OK, so some of these people are clearly morons, as Mathew suggested. But what I find alarming is not that the question is asked, but that it seems to be asked so often. On the bright side, most of the answers seem pretty well balanced, while sprinkled with some outrage and disbelief from the diabetes community.
But honestly folks, is the state of general diabetes awareness and health education really that low? I submit that it is. In general, I think that most people only know about diseases that affect themselves or those closest to them. Now while diabetes is at epidemic levels, stats say we type 1’s are still “only” at about 10% of the population here in the good ol’ US-of-A; and somewhere around 4 or 5% globally.

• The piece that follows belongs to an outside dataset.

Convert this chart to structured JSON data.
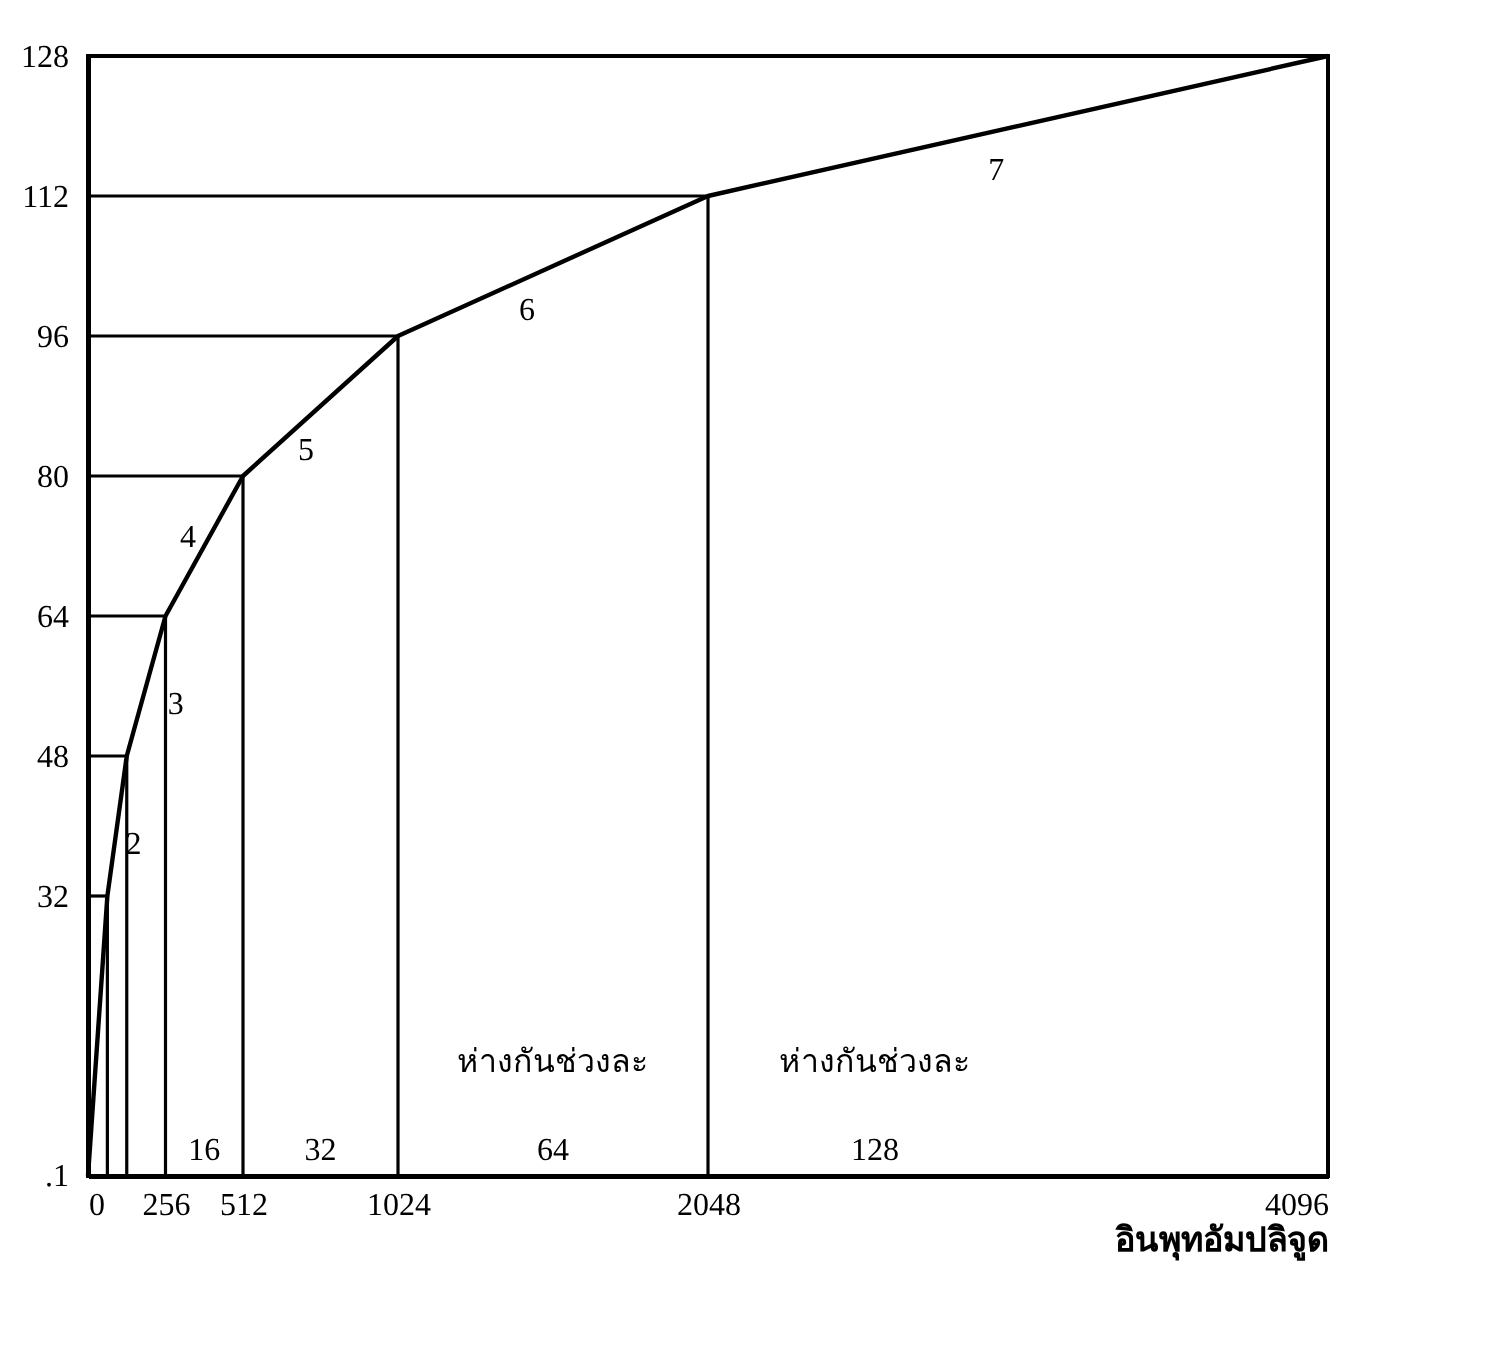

If all of us with diabetes had at least one person who loved them (sadly, not always true), we’d impact at best 20% of the population on our own shores. That still leaves 80% of the people in the dark. Eighty percent of the people believing that you get diabetes by being fat, or by eating too much candy, and that everybody with diabetes needs insulin.
So why not believe that you can catch diabetes by sleeping with someone who’s part of the epidemic? Assuming a complete state of D-ignorance, is that really such a moronic question to ask?

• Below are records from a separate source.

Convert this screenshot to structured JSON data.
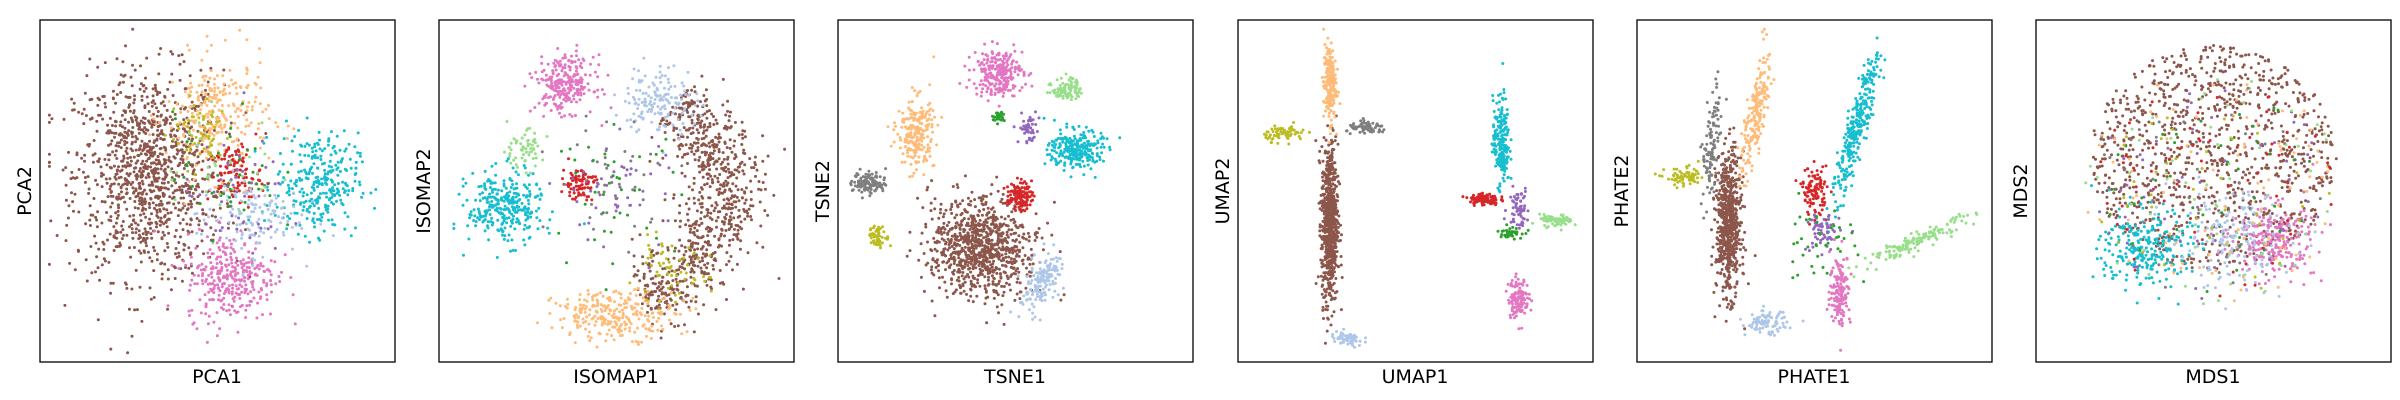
{
  "figure": {
    "panels": [
      {
        "xlabel": "PCA1",
        "ylabel": "PCA2"
      },
      {
        "xlabel": "ISOMAP1",
        "ylabel": "ISOMAP2"
      },
      {
        "xlabel": "TSNE1",
        "ylabel": "TSNE2"
      },
      {
        "xlabel": "UMAP1",
        "ylabel": "UMAP2"
      },
      {
        "xlabel": "PHATE1",
        "ylabel": "PHATE2"
      },
      {
        "xlabel": "MDS1",
        "ylabel": "MDS2"
      }
    ]
  },
  "chart_data": [
    {
      "type": "scatter",
      "title": "",
      "xlabel": "PCA1",
      "ylabel": "PCA2",
      "xlim": [
        -1,
        1
      ],
      "ylim": [
        -1,
        1
      ],
      "ticks": false,
      "grid": false,
      "legend": "none",
      "series": [
        {
          "color": "#8c564b",
          "center": [
            -0.4,
            0.1
          ],
          "spread": [
            0.36,
            0.52
          ],
          "count": 1100
        },
        {
          "color": "#ffbb78",
          "center": [
            0.0,
            0.45
          ],
          "spread": [
            0.25,
            0.3
          ],
          "count": 260
        },
        {
          "color": "#17becf",
          "center": [
            0.58,
            0.05
          ],
          "spread": [
            0.2,
            0.25
          ],
          "count": 300
        },
        {
          "color": "#e377c2",
          "center": [
            0.08,
            -0.52
          ],
          "spread": [
            0.22,
            0.22
          ],
          "count": 320
        },
        {
          "color": "#d62728",
          "center": [
            0.1,
            0.1
          ],
          "spread": [
            0.13,
            0.15
          ],
          "count": 110
        },
        {
          "color": "#aec7e8",
          "center": [
            0.18,
            -0.15
          ],
          "spread": [
            0.25,
            0.2
          ],
          "count": 130
        },
        {
          "color": "#bcbd22",
          "center": [
            -0.1,
            0.35
          ],
          "spread": [
            0.15,
            0.18
          ],
          "count": 60
        },
        {
          "color": "#9467bd",
          "center": [
            0.1,
            -0.05
          ],
          "spread": [
            0.25,
            0.3
          ],
          "count": 50
        },
        {
          "color": "#2ca02c",
          "center": [
            0.05,
            0.1
          ],
          "spread": [
            0.25,
            0.3
          ],
          "count": 40
        },
        {
          "color": "#98df8a",
          "center": [
            0.0,
            0.15
          ],
          "spread": [
            0.3,
            0.3
          ],
          "count": 30
        }
      ]
    },
    {
      "type": "scatter",
      "title": "",
      "xlabel": "ISOMAP1",
      "ylabel": "ISOMAP2",
      "xlim": [
        -1,
        1
      ],
      "ylim": [
        -1,
        1
      ],
      "ticks": false,
      "grid": false,
      "legend": "none",
      "series": [
        {
          "color": "#8c564b",
          "arc": {
            "center": [
              -0.1,
              0.0
            ],
            "radius": 0.72,
            "from": 50,
            "to": -70,
            "width": 0.12
          },
          "count": 800
        },
        {
          "color": "#e377c2",
          "center": [
            -0.3,
            0.65
          ],
          "spread": [
            0.14,
            0.14
          ],
          "count": 260
        },
        {
          "color": "#17becf",
          "center": [
            -0.65,
            -0.1
          ],
          "spread": [
            0.18,
            0.18
          ],
          "count": 300
        },
        {
          "color": "#ffbb78",
          "center": [
            0.0,
            -0.75
          ],
          "spread": [
            0.3,
            0.12
          ],
          "count": 260
        },
        {
          "color": "#aec7e8",
          "center": [
            0.25,
            0.55
          ],
          "spread": [
            0.18,
            0.18
          ],
          "count": 150
        },
        {
          "color": "#d62728",
          "center": [
            -0.22,
            0.05
          ],
          "spread": [
            0.08,
            0.08
          ],
          "count": 90
        },
        {
          "color": "#98df8a",
          "center": [
            -0.55,
            0.25
          ],
          "spread": [
            0.1,
            0.1
          ],
          "count": 60
        },
        {
          "color": "#bcbd22",
          "center": [
            0.3,
            -0.5
          ],
          "spread": [
            0.2,
            0.15
          ],
          "count": 60
        },
        {
          "color": "#9467bd",
          "center": [
            0.0,
            0.0
          ],
          "spread": [
            0.3,
            0.3
          ],
          "count": 50
        },
        {
          "color": "#2ca02c",
          "center": [
            0.0,
            0.0
          ],
          "spread": [
            0.3,
            0.3
          ],
          "count": 40
        },
        {
          "color": "#7f7f7f",
          "center": [
            0.0,
            0.1
          ],
          "spread": [
            0.3,
            0.3
          ],
          "count": 40
        }
      ]
    },
    {
      "type": "scatter",
      "title": "",
      "xlabel": "TSNE1",
      "ylabel": "TSNE2",
      "xlim": [
        -1,
        1
      ],
      "ylim": [
        -1,
        1
      ],
      "ticks": false,
      "grid": false,
      "legend": "none",
      "series": [
        {
          "color": "#8c564b",
          "center": [
            -0.2,
            -0.35
          ],
          "spread": [
            0.26,
            0.24
          ],
          "count": 900,
          "rotate": -35
        },
        {
          "color": "#e377c2",
          "center": [
            -0.1,
            0.72
          ],
          "spread": [
            0.12,
            0.12
          ],
          "count": 250
        },
        {
          "color": "#17becf",
          "center": [
            0.35,
            0.25
          ],
          "spread": [
            0.13,
            0.1
          ],
          "count": 260
        },
        {
          "color": "#ffbb78",
          "center": [
            -0.58,
            0.35
          ],
          "spread": [
            0.09,
            0.18
          ],
          "count": 220
        },
        {
          "color": "#aec7e8",
          "center": [
            0.15,
            -0.55
          ],
          "spread": [
            0.08,
            0.15
          ],
          "count": 160,
          "rotate": -30
        },
        {
          "color": "#d62728",
          "center": [
            0.02,
            -0.03
          ],
          "spread": [
            0.06,
            0.07
          ],
          "count": 120
        },
        {
          "color": "#7f7f7f",
          "center": [
            -0.85,
            0.05
          ],
          "spread": [
            0.08,
            0.06
          ],
          "count": 110
        },
        {
          "color": "#98df8a",
          "center": [
            0.3,
            0.62
          ],
          "spread": [
            0.07,
            0.06
          ],
          "count": 90
        },
        {
          "color": "#bcbd22",
          "center": [
            -0.8,
            -0.28
          ],
          "spread": [
            0.05,
            0.05
          ],
          "count": 60
        },
        {
          "color": "#9467bd",
          "center": [
            0.08,
            0.38
          ],
          "spread": [
            0.05,
            0.08
          ],
          "count": 50
        },
        {
          "color": "#2ca02c",
          "center": [
            -0.1,
            0.45
          ],
          "spread": [
            0.03,
            0.03
          ],
          "count": 30
        }
      ]
    },
    {
      "type": "scatter",
      "title": "",
      "xlabel": "UMAP1",
      "ylabel": "UMAP2",
      "xlim": [
        -1,
        1
      ],
      "ylim": [
        -1,
        1
      ],
      "ticks": false,
      "grid": false,
      "legend": "none",
      "series": [
        {
          "color": "#8c564b",
          "center": [
            -0.5,
            -0.2
          ],
          "spread": [
            0.04,
            0.4
          ],
          "count": 700
        },
        {
          "color": "#ffbb78",
          "center": [
            -0.5,
            0.65
          ],
          "spread": [
            0.03,
            0.2
          ],
          "count": 200
        },
        {
          "color": "#17becf",
          "center": [
            0.5,
            0.3
          ],
          "spread": [
            0.04,
            0.22
          ],
          "count": 200
        },
        {
          "color": "#e377c2",
          "center": [
            0.6,
            -0.65
          ],
          "spread": [
            0.05,
            0.1
          ],
          "count": 130
        },
        {
          "color": "#d62728",
          "center": [
            0.4,
            -0.05
          ],
          "spread": [
            0.07,
            0.03
          ],
          "count": 110
        },
        {
          "color": "#98df8a",
          "center": [
            0.82,
            -0.18
          ],
          "spread": [
            0.08,
            0.03
          ],
          "count": 70
        },
        {
          "color": "#bcbd22",
          "center": [
            -0.76,
            0.35
          ],
          "spread": [
            0.1,
            0.04
          ],
          "count": 70
        },
        {
          "color": "#7f7f7f",
          "center": [
            -0.28,
            0.38
          ],
          "spread": [
            0.1,
            0.03
          ],
          "count": 70
        },
        {
          "color": "#aec7e8",
          "center": [
            -0.4,
            -0.9
          ],
          "spread": [
            0.08,
            0.04
          ],
          "count": 60
        },
        {
          "color": "#9467bd",
          "center": [
            0.6,
            -0.1
          ],
          "spread": [
            0.05,
            0.1
          ],
          "count": 60
        },
        {
          "color": "#2ca02c",
          "center": [
            0.55,
            -0.25
          ],
          "spread": [
            0.06,
            0.03
          ],
          "count": 40
        }
      ]
    },
    {
      "type": "scatter",
      "title": "",
      "xlabel": "PHATE1",
      "ylabel": "PHATE2",
      "xlim": [
        -1,
        1
      ],
      "ylim": [
        -1,
        1
      ],
      "ticks": false,
      "grid": false,
      "legend": "none",
      "series": [
        {
          "color": "#8c564b",
          "center": [
            -0.5,
            -0.2
          ],
          "spread": [
            0.06,
            0.35
          ],
          "count": 650
        },
        {
          "color": "#17becf",
          "center": [
            0.25,
            0.4
          ],
          "spread": [
            0.05,
            0.38
          ],
          "count": 300,
          "rotate": -15
        },
        {
          "color": "#ffbb78",
          "center": [
            -0.35,
            0.45
          ],
          "spread": [
            0.05,
            0.3
          ],
          "count": 200,
          "rotate": -10
        },
        {
          "color": "#98df8a",
          "center": [
            0.6,
            -0.3
          ],
          "spread": [
            0.3,
            0.04
          ],
          "count": 140,
          "rotate": 25
        },
        {
          "color": "#e377c2",
          "center": [
            0.15,
            -0.6
          ],
          "spread": [
            0.05,
            0.18
          ],
          "count": 150
        },
        {
          "color": "#7f7f7f",
          "center": [
            -0.6,
            0.25
          ],
          "spread": [
            0.04,
            0.3
          ],
          "count": 110,
          "rotate": -5
        },
        {
          "color": "#d62728",
          "center": [
            0.0,
            0.0
          ],
          "spread": [
            0.06,
            0.12
          ],
          "count": 110
        },
        {
          "color": "#aec7e8",
          "center": [
            -0.28,
            -0.8
          ],
          "spread": [
            0.1,
            0.06
          ],
          "count": 90
        },
        {
          "color": "#bcbd22",
          "center": [
            -0.75,
            0.08
          ],
          "spread": [
            0.1,
            0.05
          ],
          "count": 70
        },
        {
          "color": "#9467bd",
          "center": [
            0.05,
            -0.25
          ],
          "spread": [
            0.08,
            0.1
          ],
          "count": 60
        },
        {
          "color": "#2ca02c",
          "center": [
            0.0,
            -0.3
          ],
          "spread": [
            0.2,
            0.2
          ],
          "count": 40
        }
      ]
    },
    {
      "type": "scatter",
      "title": "",
      "xlabel": "MDS1",
      "ylabel": "MDS2",
      "xlim": [
        -1,
        1
      ],
      "ylim": [
        -1,
        1
      ],
      "ticks": false,
      "grid": false,
      "legend": "none",
      "series": [
        {
          "color": "#8c564b",
          "disk": {
            "center": [
              0.0,
              0.2
            ],
            "radius": 0.72
          },
          "count": 1000
        },
        {
          "color": "#17becf",
          "center": [
            -0.4,
            -0.35
          ],
          "spread": [
            0.22,
            0.2
          ],
          "count": 260
        },
        {
          "color": "#e377c2",
          "center": [
            0.35,
            -0.3
          ],
          "spread": [
            0.2,
            0.18
          ],
          "count": 240
        },
        {
          "color": "#aec7e8",
          "center": [
            0.1,
            -0.3
          ],
          "spread": [
            0.3,
            0.25
          ],
          "count": 160
        },
        {
          "color": "#ffbb78",
          "disk": {
            "center": [
              0.0,
              0.0
            ],
            "radius": 0.75
          },
          "count": 90
        },
        {
          "color": "#d62728",
          "disk": {
            "center": [
              0.0,
              0.0
            ],
            "radius": 0.7
          },
          "count": 60
        },
        {
          "color": "#98df8a",
          "disk": {
            "center": [
              0.0,
              0.0
            ],
            "radius": 0.75
          },
          "count": 60
        },
        {
          "color": "#9467bd",
          "disk": {
            "center": [
              0.0,
              0.0
            ],
            "radius": 0.7
          },
          "count": 50
        },
        {
          "color": "#2ca02c",
          "disk": {
            "center": [
              0.0,
              0.0
            ],
            "radius": 0.7
          },
          "count": 40
        },
        {
          "color": "#7f7f7f",
          "disk": {
            "center": [
              0.0,
              0.0
            ],
            "radius": 0.7
          },
          "count": 40
        },
        {
          "color": "#bcbd22",
          "disk": {
            "center": [
              0.0,
              0.0
            ],
            "radius": 0.7
          },
          "count": 40
        }
      ]
    }
  ]
}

Now, something to think about before any of you goes off on a rant: How much do you really know about Asthma? Rheumatoid Arthritis? Lupus? Parkinson’s? Gastroesophageal reflux disease? Conjunctivitis? Chronic obstructive pulmonary disease? Psoriasis? Diverticulitis? Gynecomastia? Osteomyelitis? Peyronie’s? Alopecia?
I’ll bet you don’t even know what some of those are, unless you or one of your loved one suffers from one of them.
Yet all of these are real problems that affect real people. And I don’t know it for a fact, but I bet they have blogs, meet-ups, and online communities. Communities no doubt screaming for people to understand their diseases and their issues. Just like us.
The fact that we know little or nothing about most of the diseases and conditions on that list doesn’t make us bad or uniformed citizens. There’s only so much you can learn.
But what does that say about our expectations that everyone else on the planet have a better understanding of our disease?
This is not a medical advice column. We are PWDs freely and openly sharing the wisdom of our collected experiences — our been-there-done-that knowledge from the trenches. But we are not MDs, RNs, NPs, PAs, CDEs, or partridges in pear trees. Bottom line: we are only a small part of your total prescription. You still need the professional advice, treatment, and care of a licensed medical professional.